The male Customs officer walked away and the younger, female Customs officer stared at him with such contempt and hate. Vladimir knew that he should feel triumphant, but all he felt was cowed. This had been, as the Duke of Wellington had said about Waterloo, a close-run thing.

And where in hell was Imad? He walked over to the driver’s side, saw Imad standing there, grinning, arms crossed, the door to the cab still open.

‘Come along,’ Imad said. ‘Didn’t you hear the man? We’re free to go.’

Vladimir shook his head, still not believing what had happened.

~ * ~

Tanya Mead stood there silently, still furious at what had happened, as the truck containing the young boy and the man with the Eastern European accent drove away. The young snot looked triumphant, the older guy looked like the two of them had just gotten away with murder.

Sure, she had gone over quota, but so what? Something was still hinky about those two and she hadn’t liked their attitude, even before the little dark-skinned one had called her a nigger. And then there was her supervisor, Herbert Corner, known to everyone — except himself, of course — as Captain Commerce. He was a regional office hack who had been demoted and sent down because of some indiscretion — the latest rumor had him surfing for Internet porn during his lunch hour — and his single goal was to keep the wait times down, the searches to the minimum, and the business concerns in Washington State and elsewhere happy.
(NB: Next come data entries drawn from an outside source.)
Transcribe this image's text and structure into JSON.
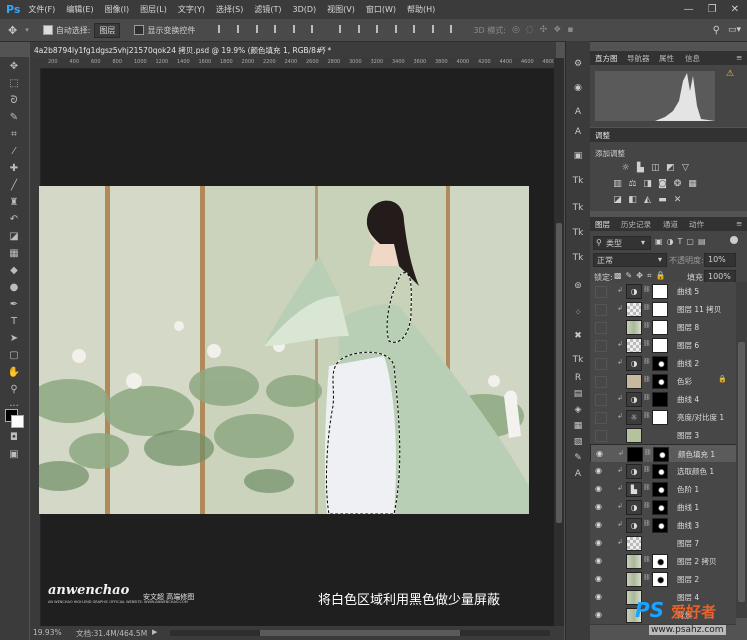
{
  "app": {
    "logo": "Ps"
  },
  "menu": [
    "文件(F)",
    "编辑(E)",
    "图像(I)",
    "图层(L)",
    "文字(Y)",
    "选择(S)",
    "滤镜(T)",
    "3D(D)",
    "视图(V)",
    "窗口(W)",
    "帮助(H)"
  ],
  "window_controls": [
    "—",
    "❐",
    "✕"
  ],
  "options": {
    "auto_select_label": "自动选择:",
    "auto_select_value": "图层",
    "show_transform_label": "显示变换控件",
    "mode_3d_label": "3D 模式:"
  },
  "document": {
    "tab_title": "4a2b8794ly1fg1dgsz5vhj21570qok24 拷贝.psd @ 19.9% (颜色填充 1, RGB/8#) *",
    "zoom": "19.93%",
    "doc_size": "文档:31.4M/464.5M",
    "ruler_marks": [
      "200",
      "400",
      "600",
      "800",
      "1000",
      "1200",
      "1400",
      "1600",
      "1800",
      "2000",
      "2200",
      "2400",
      "2600",
      "2800",
      "3000",
      "3200",
      "3400",
      "3600",
      "3800",
      "4000",
      "4200",
      "4400",
      "4600",
      "4800"
    ]
  },
  "watermark": {
    "brand": "anwenchao",
    "cn_brand": "安文超 高端修图",
    "tagline": "AN WENCHAO HIGH-END GRAPHIC OFFICIAL WEBSITE: WWW.ANWENCHAO.COM"
  },
  "caption": "将白色区域利用黑色做少量屏蔽",
  "panels": {
    "histogram_tabs": [
      "直方图",
      "导航器",
      "属性",
      "信息"
    ],
    "adjustments_tab": "调整",
    "adjustments_subtitle": "添加调整",
    "layers_tabs": [
      "图层",
      "历史记录",
      "通道",
      "动作"
    ],
    "filter_kind": "类型",
    "blend_mode": "正常",
    "opacity_label": "不透明度:",
    "opacity_value": "10%",
    "lock_label": "锁定:",
    "fill_label": "填充:",
    "fill_value": "100%"
  },
  "layers": [
    {
      "name": "曲线 5",
      "visible": false,
      "clipped": true,
      "thumb": "curves",
      "mask": "white"
    },
    {
      "name": "图层 11 拷贝",
      "visible": false,
      "clipped": true,
      "thumb": "checker",
      "mask": "white"
    },
    {
      "name": "图层 8",
      "visible": false,
      "clipped": false,
      "thumb": "photo",
      "mask": "white"
    },
    {
      "name": "图层 6",
      "visible": false,
      "clipped": true,
      "thumb": "checker",
      "mask": "white"
    },
    {
      "name": "曲线 2",
      "visible": false,
      "clipped": true,
      "thumb": "curves",
      "mask": "black-figure"
    },
    {
      "name": "色彩",
      "visible": false,
      "clipped": false,
      "thumb": "tan",
      "mask": "black-figure",
      "locked": true
    },
    {
      "name": "曲线 4",
      "visible": false,
      "clipped": true,
      "thumb": "curves",
      "mask": "black"
    },
    {
      "name": "亮度/对比度 1",
      "visible": false,
      "clipped": true,
      "thumb": "brightness",
      "mask": "white"
    },
    {
      "name": "图层 3",
      "visible": false,
      "clipped": false,
      "thumb": "green",
      "mask": ""
    },
    {
      "name": "颜色填充 1",
      "visible": true,
      "clipped": true,
      "thumb": "black-fill",
      "mask": "black-figure",
      "selected": true
    },
    {
      "name": "选取颜色 1",
      "visible": true,
      "clipped": true,
      "thumb": "selective",
      "mask": "black-figure"
    },
    {
      "name": "色阶 1",
      "visible": true,
      "clipped": true,
      "thumb": "levels",
      "mask": "black-figure"
    },
    {
      "name": "曲线 1",
      "visible": true,
      "clipped": true,
      "thumb": "curves",
      "mask": "black-figure"
    },
    {
      "name": "曲线 3",
      "visible": true,
      "clipped": true,
      "thumb": "curves",
      "mask": "black-figure"
    },
    {
      "name": "图层 7",
      "visible": true,
      "clipped": true,
      "thumb": "checker",
      "mask": ""
    },
    {
      "name": "图层 2 拷贝",
      "visible": true,
      "clipped": false,
      "thumb": "photo",
      "mask": "white-figure"
    },
    {
      "name": "图层 2",
      "visible": true,
      "clipped": false,
      "thumb": "photo",
      "mask": "white-figure"
    },
    {
      "name": "图层 4",
      "visible": true,
      "clipped": false,
      "thumb": "photo",
      "mask": ""
    },
    {
      "name": "背景",
      "visible": true,
      "clipped": false,
      "thumb": "photo",
      "mask": ""
    }
  ],
  "site_watermark": {
    "logo": "PS",
    "text": "爱好者",
    "url": "www.psahz.com"
  },
  "colors": {
    "accent": "#31a8ff",
    "background": "#535353",
    "canvas": "#1f1f1f",
    "panel": "#454545"
  }
}
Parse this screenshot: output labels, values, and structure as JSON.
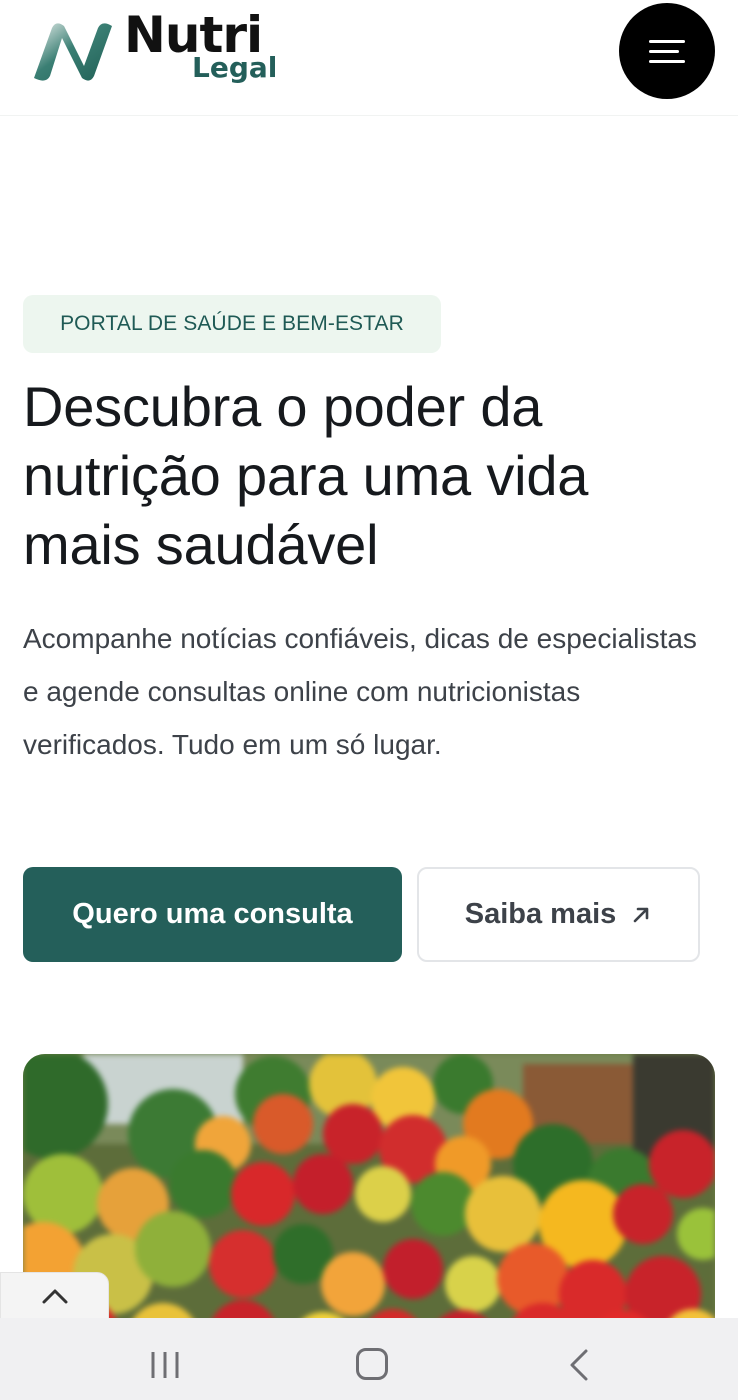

Some damn attitude, Tanya thought.

She also thought about her heroine, Diana Dean, a Customs officer on duty years ago, back on- December 14, 1999. Dean had stopped a guy coming in on the Vancouver ferry, to Port Angeles. Something about the guy had made her look twice at him and his car, and when Dean went to talk to the character — later found to be a member of al-Qaeda — the little fuck had fled, before being tackled to the ground. And in his rental car? In the trunk, they found 130 pounds of plastic explosives, two 22-ounce plastic bottles full of nitro-glycol, and a map of LAX, Los Angeles International Airport. That had been going to be al-Qaeda’s contribution to the millennium festivities on December 31 — blowing up the airport at Los Angeles. And that plot had been stopped dead in its tracks. Not because of the FBI or CIA or NSA. Not because of some whizbang satellite in orbit, snooping on cellphone conversations and e-mail messages. And not because of some multibillion-dollar agency.